Joar Tiberg | Entrejambe 2/2

Les poèmes suivants sont extraits des pages 78 à 85 de Mellanben (Entrejambe), 2001.

Traduit du suédois par Julien Lapeyre de Cabanes.

 

Le rat.
Lueur froide sur le fjord d’Oslo.
Froide lumière. Les hommes montent avec des bâtons colorés vers la montagne.
C’est dimanche.
Le rat.

 

 

Il y a une lumière froide sur le fjord.
Ça doit être là.
Ici un tas de mots manque.
Une bande de corneilles posées sur le talus en bas d’Akerselva.
L :` l:mi:re s : c:ch e
Maintenant ça se déplace.
 

 

Maintenant tout est tout blanc
ça étincèle
se tient dressé le dos contre le mur
ici manque une voiture
ici se tiennent plusieurs corneilles…
elles se basculent
 

 

font signe
un signe plein
…..
ici un tas de mots manquent
le petit poème brillant tourne au-dessus de la scène
blanc
r:nc:ntr :
oh oh oh
 

 

ille fait un clin d’œil
comment ça vient
j’introduis le tube
pendant qu’ille le tient dans sa bouche
ici rien ne manque
 

 

il commence à saigner
un oiseau
un petit cochon en écusson
ici il manque un sens
le petit écrrrrrime consonantique
ça sent le gruau

 

 

lève-toi tôt
des pas
le gros fruit ille le montre
découpe-le entre les j:mb:s, là derrière
la loangue blanche qui coule
faesses
ao:h
ça affarme le coaur et les douagts

 

 

i:i ça :tr:ngl : prof:nd`m:t
d:d:ns
les petits bonds espoirs
le rat
qui est droit
c’est devenu un trou

 

 

Joar Tiberg est un poète, journaliste et traducteur suédois né en 1967. À ce jour, il a publié dix recueils de poésie, la plupart chez le prestigieux éditeur Bonnier, dont : Vindusikter för söndagen (Paysages venteux des dimanches), 2001 ; Mellanben (Entrejambe), 2006 ; Fåglar i förorten (Oiseaux en banlieue), 2007 ; Ansvaret Ansvaret Ansvaret Ansvaret (Responsabilité Responsabilité Responsabilité Responsabilité), 2010 ; Tung trafik och lilla vägen (Trafic dense et petite route), 2013 ; Fåglar i fält (Oiseaux au loin), 2014.
Joar Tiberg se définit comme « travailleur des mots ». Son œuvre poétique expérimentale déconstruit et reconstruit la langue du quotidien, dans des formes brèves ou litaniques.
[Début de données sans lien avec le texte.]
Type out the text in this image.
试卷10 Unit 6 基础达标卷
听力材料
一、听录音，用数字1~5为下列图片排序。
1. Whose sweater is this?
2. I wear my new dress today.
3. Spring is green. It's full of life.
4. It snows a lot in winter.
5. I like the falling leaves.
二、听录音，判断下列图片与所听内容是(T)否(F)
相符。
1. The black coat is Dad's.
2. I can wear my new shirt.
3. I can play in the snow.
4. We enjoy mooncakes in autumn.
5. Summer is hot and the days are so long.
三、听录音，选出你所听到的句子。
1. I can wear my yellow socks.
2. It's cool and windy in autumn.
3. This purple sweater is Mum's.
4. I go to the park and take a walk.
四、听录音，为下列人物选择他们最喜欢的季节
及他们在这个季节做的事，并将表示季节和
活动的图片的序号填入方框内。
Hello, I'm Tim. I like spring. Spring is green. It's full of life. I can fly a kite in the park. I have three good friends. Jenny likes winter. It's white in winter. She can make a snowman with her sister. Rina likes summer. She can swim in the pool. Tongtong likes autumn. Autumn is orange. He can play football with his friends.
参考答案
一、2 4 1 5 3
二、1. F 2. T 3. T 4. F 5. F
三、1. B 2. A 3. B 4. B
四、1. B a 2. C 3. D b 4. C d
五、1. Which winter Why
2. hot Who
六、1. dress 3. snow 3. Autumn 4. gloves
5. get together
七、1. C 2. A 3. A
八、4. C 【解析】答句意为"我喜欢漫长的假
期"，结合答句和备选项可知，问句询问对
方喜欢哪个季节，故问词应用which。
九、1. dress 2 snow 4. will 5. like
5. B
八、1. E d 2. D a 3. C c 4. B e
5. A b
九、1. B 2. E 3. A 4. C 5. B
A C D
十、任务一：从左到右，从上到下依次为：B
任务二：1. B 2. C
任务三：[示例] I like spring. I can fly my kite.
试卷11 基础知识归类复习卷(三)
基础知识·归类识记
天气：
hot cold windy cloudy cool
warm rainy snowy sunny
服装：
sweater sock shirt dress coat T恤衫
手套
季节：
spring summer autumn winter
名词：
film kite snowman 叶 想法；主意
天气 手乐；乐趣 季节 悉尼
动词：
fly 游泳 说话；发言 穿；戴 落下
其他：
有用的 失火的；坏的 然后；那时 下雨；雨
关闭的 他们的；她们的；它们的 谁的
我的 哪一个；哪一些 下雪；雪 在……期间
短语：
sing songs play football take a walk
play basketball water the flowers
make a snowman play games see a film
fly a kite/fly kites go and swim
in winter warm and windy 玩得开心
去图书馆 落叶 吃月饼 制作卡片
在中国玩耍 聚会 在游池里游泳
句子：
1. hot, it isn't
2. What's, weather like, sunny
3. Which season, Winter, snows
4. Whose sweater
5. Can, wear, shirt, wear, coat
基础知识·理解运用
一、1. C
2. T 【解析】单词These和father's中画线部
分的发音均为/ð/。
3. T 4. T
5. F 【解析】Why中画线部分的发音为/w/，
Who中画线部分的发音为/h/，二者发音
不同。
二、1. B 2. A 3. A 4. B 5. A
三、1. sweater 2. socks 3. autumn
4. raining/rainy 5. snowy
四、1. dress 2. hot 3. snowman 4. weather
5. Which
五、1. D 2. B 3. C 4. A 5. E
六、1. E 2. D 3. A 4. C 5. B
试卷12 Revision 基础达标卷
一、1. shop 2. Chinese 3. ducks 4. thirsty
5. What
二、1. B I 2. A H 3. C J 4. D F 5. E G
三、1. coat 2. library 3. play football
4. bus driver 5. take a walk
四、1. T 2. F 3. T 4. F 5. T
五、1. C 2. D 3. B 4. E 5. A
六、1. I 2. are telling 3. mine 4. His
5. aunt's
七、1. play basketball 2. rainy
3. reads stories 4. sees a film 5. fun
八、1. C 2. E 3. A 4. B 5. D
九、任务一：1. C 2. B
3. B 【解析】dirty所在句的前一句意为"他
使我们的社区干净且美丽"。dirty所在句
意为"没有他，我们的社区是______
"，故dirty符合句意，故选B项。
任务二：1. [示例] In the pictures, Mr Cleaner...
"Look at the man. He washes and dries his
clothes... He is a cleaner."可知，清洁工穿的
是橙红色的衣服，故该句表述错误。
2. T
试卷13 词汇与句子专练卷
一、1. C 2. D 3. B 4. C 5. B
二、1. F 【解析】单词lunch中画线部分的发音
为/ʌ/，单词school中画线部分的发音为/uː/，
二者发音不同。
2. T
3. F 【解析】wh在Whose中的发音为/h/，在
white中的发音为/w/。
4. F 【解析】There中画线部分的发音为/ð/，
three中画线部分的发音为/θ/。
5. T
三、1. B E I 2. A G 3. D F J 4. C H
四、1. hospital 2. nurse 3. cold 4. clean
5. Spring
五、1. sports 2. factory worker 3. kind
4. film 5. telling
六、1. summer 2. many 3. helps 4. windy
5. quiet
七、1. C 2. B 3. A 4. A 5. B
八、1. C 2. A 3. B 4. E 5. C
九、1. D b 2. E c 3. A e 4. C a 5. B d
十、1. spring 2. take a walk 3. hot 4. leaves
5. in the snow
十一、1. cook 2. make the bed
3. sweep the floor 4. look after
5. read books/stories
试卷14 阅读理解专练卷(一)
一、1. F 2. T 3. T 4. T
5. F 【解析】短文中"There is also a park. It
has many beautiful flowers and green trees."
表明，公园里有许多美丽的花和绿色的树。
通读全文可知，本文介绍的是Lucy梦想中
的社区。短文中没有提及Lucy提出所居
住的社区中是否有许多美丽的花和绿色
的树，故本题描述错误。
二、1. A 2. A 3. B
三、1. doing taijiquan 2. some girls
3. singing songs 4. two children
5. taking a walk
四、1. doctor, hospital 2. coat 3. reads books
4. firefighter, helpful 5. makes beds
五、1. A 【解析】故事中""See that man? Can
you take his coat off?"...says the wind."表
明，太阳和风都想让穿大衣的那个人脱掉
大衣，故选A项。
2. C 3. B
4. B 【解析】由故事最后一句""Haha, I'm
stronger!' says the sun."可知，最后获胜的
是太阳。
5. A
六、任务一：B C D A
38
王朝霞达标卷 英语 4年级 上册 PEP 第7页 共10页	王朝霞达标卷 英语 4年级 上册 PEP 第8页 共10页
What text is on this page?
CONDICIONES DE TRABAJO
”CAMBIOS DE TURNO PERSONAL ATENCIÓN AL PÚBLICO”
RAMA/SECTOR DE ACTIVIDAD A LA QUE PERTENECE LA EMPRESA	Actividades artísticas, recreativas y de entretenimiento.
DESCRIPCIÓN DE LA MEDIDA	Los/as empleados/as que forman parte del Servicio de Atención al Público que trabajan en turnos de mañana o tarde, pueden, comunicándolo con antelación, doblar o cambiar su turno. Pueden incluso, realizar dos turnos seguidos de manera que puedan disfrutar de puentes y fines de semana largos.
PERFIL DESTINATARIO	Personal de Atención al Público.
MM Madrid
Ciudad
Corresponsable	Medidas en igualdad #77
Il s’inscrit aussi, à la suite de Bengt Emil Johnson, dans la tradition suédoise de la poésie des oiseaux, auxquels il a consacré trois livres qui ont connu un franc succès.
Joar Tiberg est aussi écrivain de livres pour enfants, dont un a été traduit en français (Salut la peur ! Actes Sud). Il est également traducteur, de l’anglais et du français : notamment des poèmes de Michel Houellebecq Rester vivant, ainsi que d’Anne Portugal.

Julien Lapeyre de Cabanes vit à Berlin où il se consacre à la traduction du suédois et du turc. Pour remue.net, il a également traduit des poèmes de Bengt Emil Johnson.